This was a code that understood war, but it had been tested by the great wars that shook the red-rock hills like a long, echoing chain of explosions.

When Omar was a little boy, the Russians were still over the border and his town was a staging ground for the Afghan holy warriors. Omar remembered how they would parade through town with the guns they had received from the Americans and their Pakistani agents. When the Russians finally left, the holy warriors became ordinary warlords and it was a world of anarchy. Then when Omar was a teenager, there were the fierce young men who called themselves Talibs and demanded justice. They marched through Makeen, too, on their way in and out of Khowst and Kandahar.

But all this was just a prelude to the big war that had come after Omar had left home to pursue his studies-when Al-Qaeda came to South Waziristan with its money, and then the Americans came after them, and brought all the hell there is on earth. Dr. Omar had wondered then if he should return home, but he knew that was impossible. He had pleaded with his mother and father to leave, but that was impossible, too. They were rooted in the rocky soil like two prickly cactus bushes.

Omar had thought for a time that he could end the war if he helped make Al-Qaeda go away, so that the Americans would go away, too. But that was beyond his powers.

There was a shadow that followed him, as it follows every Pashtun man, and that was shame. It was not enough to be successful; what was essential was to be an honorable man. That was why he had gone home two years before, to see if he could escape the shadow. But another shadow, a shame that was shameless, had darkened his world.
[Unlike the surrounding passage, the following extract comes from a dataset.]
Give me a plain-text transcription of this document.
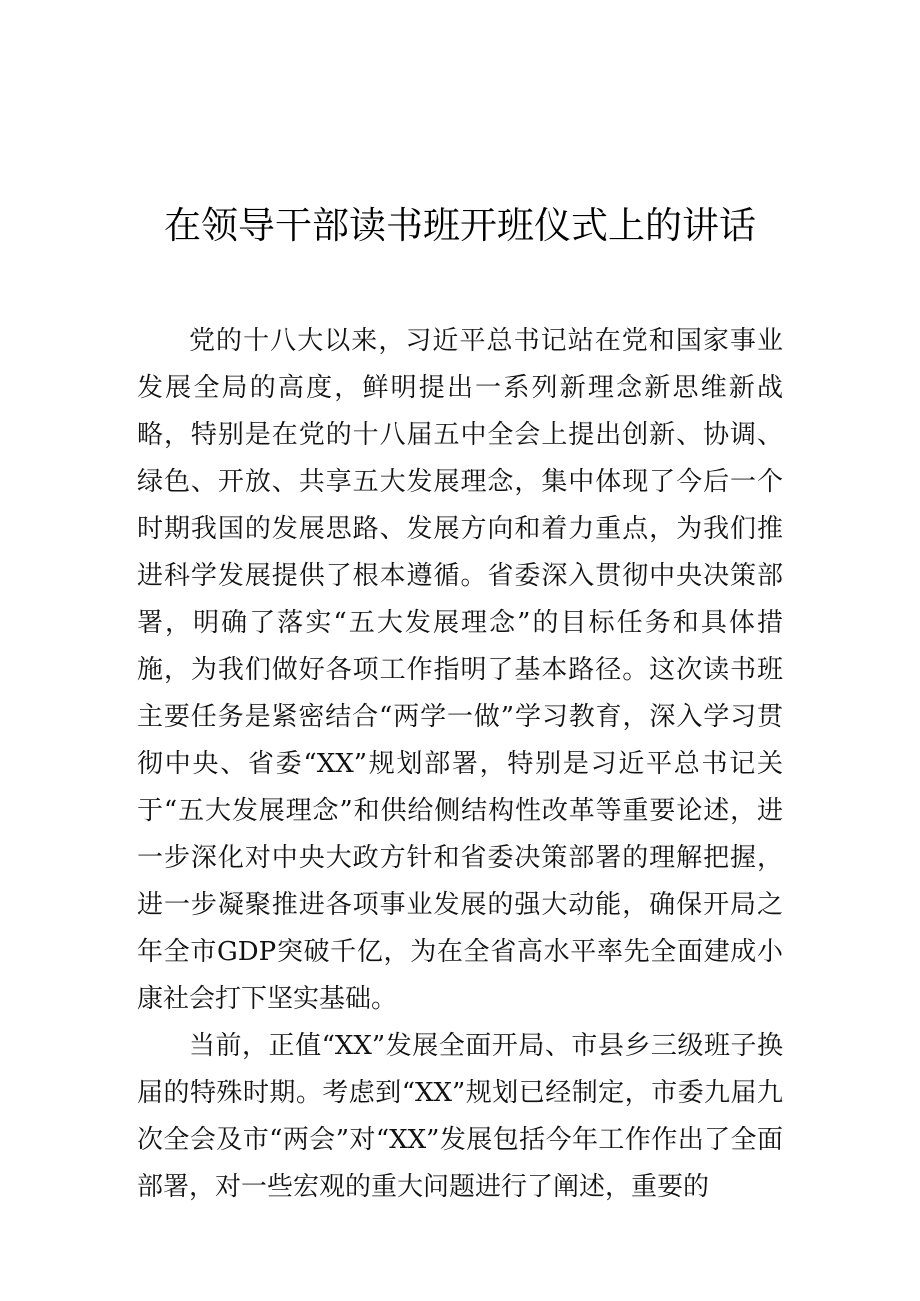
在领导干部读书班开班仪式上的讲话

党的十八大以来，习近平总书记站在党和国家事业发展全局的高度，鲜明提出一系列新理念新思维新战略，特别是在党的十八届五中全会上提出创新、协调、绿色、开放、共享五大发展理念，集中体现了今后一个时期我国的发展思路、发展方向和着力重点，为我们推进科学发展提供了根本遵循。省委深入贯彻中央决策部署，明确了落实“五大发展理念”的目标任务和具体措施，为我们做好各项工作指明了基本路径。这次读书班主要任务是紧密结合“两学一做”学习教育，深入学习贯彻中央、省委“XX”规划部署，特别是习近平总书记关于“五大发展理念”和供给侧结构性改革等重要论述，进一步深化对中央大政方针和省委决策部署的理解把握，进一步凝聚推进各项事业发展的强大动能，确保开局之年全市GDP突破千亿，为在全省高水平率先全面建成小康社会打下坚实基础。

当前，正值“XX”发展全面开局、市县乡三级班子换届的特殊时期。考虑到“XX”规划已经制定，市委九届九次全会及市“两会”对“XX”发展包括今年工作作出了全面部署，对一些宏观的重大问题进行了阐述，重要的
Omar had always wondered what he would do if something bad happened to his parents. And then, on that terrible day, he had discovered the answer.

Dr. Omar waited for more of his graduate students, but none came by for the rest of the morning. He locked the door of his office and went to the computer lab, a squat two-story building a hundred yards away, where he preferred to do his communications for reasons of concealment. He had a number of different email accounts that he visited and, it might be said, a number of different personalities that inhabited these electronic spaces.

Most times, Omar felt that he was living behind a mask. But oddly, when he did this work under a variety of assumed names, he felt something close to peace.

15

STUDIO CITY, CALIFORNIA

Sophie Marx was numb from fatigue when she returned from Dubai. She hadn’t slept well on the outward leg because of worries about the meeting ahead. She had hoped to collapse into her seat on the way home, but she slept only fitfully: Her body was too heavy for slumber, and her mind was too hot. She had taken on responsibility, on behalf of Gertz and the whole team, for investigating the disappearance of a colleague. But she was coming home empty-handed. Her theory had been wrong. She was still baffled about how Howard Egan’s cover had been broken, and she didn’t know who else in her organization might be vulnerable. It was an oppressive sense of failing in an assignment where she had badly wanted to do well.

She tossed back and forth on the couchette of the Emirates jet, trying to get comfortable. But sleep didn’t come, and she thought about ways she could answer her questions. Part of her problem, she concluded after many hours, was that she didn’t understand the context for these events: Why was Egan in Pakistan in the first place? Why was he paying money to tribal emirs? What was the mission for which Gertz had risked this man’s life?

Marx went to the office, tired as she was, after a brief stop at home to shower and change. She wanted to begin querying the files to see if she could answer these questions. Jeff Gertz was away on one of his mystery trips, which made it easier. She figured that she didn’t have to ask his permission to pull the operational files, because he had already granted it.

The Hit Parade’s most sensitive information was not in the computer system, but kept in hard copy only, in a large room called “the Vault” on the ninth floor. The keeper of this archaic library was a retired military officer who had formerly worked for the National Security Agency’s military cryptology branch, known as the Central Security Service. He was a fussy man who had helped protect some of the country’s biggest secrets for several decades. He was always called “the Colonel,” even though he had retired from active duty ten years before.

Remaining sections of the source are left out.